Characterization of the Transcriptional Regulation of Tetratricopeptide Repeat Doman 39c (Ttc39c) in Skeletal Muscle

Ttc39c has been identified as a novel gene in skeletal muscle that is differentially regulated under conditions of neurogenic atrophy in wild‐type mice compared to Muscle RING Finger 1 (MuRF1) knockout mice. MuRF1 is a ubiquitin E3 ligase that is known to be an important mediator of muscle wasting; however, evidence presented here suggests that MuRF1 may also function as a regulator of atrophy‐induced gene expression. Western blot analysis comparing undifferentiated and differentiated C 2 C 12 cell lysates demonstrates that Ttc39c protein is expressed in proliferating myoblasts, but is reduced in differentiated myotubes. The transcriptional regulation of Ttc39c was examined by cloning the promoter region and fusing it to a reporter gene. This reporter construct was then transfected into muscle cells along with an expression plasmid for MuRF1. MuRF1 overexpression repressed Ttc39c reporter activity, while overexpression of a MuRF1 RING domain mutant failed to repress the Ttc39c reporter. Furthermore, overexpression of myogenin, which is a myogenic regulatory factor (MRF) that regulates the expression of muscle‐specific genes by binding to E‐box elements, also repressed Ttc39c reporter gene activity. A conserved E‐box element in the Ttc39c proximal promoter was identified, mutated and analyzed for its role in the regulation of Ttc39c expression.
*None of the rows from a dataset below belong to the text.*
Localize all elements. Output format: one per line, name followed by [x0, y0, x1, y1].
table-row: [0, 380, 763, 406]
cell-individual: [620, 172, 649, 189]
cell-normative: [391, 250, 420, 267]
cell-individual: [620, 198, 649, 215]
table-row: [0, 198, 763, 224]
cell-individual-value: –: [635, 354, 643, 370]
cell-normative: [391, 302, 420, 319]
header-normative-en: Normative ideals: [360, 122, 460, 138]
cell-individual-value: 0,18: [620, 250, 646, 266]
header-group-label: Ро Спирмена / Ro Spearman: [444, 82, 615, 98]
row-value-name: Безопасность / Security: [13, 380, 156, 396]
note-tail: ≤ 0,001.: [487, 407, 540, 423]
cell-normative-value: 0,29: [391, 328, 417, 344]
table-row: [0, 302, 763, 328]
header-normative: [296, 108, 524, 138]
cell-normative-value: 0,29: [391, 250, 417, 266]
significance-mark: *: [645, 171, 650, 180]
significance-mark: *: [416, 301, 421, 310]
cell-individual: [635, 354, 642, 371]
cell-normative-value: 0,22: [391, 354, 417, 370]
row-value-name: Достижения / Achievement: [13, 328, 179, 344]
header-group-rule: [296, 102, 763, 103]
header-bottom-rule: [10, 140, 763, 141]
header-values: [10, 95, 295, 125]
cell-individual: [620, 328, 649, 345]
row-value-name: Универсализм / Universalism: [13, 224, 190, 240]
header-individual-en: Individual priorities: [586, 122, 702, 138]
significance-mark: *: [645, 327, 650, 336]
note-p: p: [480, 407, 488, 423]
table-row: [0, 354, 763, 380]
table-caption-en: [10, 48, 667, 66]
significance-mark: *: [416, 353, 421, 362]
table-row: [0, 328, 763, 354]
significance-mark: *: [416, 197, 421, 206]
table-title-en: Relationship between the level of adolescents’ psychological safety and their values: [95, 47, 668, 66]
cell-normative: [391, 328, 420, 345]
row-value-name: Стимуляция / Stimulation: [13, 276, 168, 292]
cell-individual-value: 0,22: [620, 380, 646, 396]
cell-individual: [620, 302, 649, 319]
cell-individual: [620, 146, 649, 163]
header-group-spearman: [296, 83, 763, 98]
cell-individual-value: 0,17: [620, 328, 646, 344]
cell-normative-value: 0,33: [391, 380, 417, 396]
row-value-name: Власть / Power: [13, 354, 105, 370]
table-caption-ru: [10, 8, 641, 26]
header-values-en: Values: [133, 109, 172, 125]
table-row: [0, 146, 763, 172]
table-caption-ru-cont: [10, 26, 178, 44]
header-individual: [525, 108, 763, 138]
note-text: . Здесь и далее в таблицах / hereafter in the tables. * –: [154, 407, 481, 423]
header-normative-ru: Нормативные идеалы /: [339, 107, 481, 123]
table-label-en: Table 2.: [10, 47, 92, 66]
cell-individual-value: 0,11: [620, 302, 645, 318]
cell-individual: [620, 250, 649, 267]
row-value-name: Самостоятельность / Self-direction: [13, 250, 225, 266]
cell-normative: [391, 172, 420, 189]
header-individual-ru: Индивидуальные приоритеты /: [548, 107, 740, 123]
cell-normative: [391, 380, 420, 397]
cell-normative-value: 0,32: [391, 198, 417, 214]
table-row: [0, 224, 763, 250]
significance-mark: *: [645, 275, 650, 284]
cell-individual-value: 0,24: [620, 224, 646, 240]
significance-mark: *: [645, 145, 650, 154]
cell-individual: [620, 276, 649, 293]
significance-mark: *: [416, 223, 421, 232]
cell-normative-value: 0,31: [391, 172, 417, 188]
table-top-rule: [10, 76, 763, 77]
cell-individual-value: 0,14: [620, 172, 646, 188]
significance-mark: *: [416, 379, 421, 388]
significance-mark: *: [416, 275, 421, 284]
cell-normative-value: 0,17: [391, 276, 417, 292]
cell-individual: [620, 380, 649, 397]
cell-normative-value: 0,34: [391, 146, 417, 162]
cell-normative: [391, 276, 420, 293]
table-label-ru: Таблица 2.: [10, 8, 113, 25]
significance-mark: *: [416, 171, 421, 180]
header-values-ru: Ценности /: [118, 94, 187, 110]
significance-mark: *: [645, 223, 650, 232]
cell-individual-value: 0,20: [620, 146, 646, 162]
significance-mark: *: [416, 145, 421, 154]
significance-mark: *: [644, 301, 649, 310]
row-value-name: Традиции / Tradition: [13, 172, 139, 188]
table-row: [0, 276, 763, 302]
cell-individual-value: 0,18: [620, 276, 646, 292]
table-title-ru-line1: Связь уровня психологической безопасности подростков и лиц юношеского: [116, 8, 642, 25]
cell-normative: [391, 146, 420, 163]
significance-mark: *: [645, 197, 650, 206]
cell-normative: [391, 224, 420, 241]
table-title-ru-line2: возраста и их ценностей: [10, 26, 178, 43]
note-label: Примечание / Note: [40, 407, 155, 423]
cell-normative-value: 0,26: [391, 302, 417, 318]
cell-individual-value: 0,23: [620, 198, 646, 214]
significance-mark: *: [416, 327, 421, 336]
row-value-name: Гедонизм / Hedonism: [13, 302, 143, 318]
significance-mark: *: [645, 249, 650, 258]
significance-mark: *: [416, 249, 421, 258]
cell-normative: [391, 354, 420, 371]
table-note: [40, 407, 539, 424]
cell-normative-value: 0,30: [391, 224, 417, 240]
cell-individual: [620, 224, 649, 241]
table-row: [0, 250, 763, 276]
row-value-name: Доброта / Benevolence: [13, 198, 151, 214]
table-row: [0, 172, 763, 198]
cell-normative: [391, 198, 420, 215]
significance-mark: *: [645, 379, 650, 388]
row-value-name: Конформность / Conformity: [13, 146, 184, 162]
The mutation of the conserved E‐box rendered the Ttc39c reporter gene inactive, demonstrating that the element is necessary for Ttc39c expression. The identification and characterization of novel genes that are activated during neurogenic atrophy helps improve our understanding of the molecular genetic events that lead to muscle wasting and could eventually lead to new therapeutic targets in the future.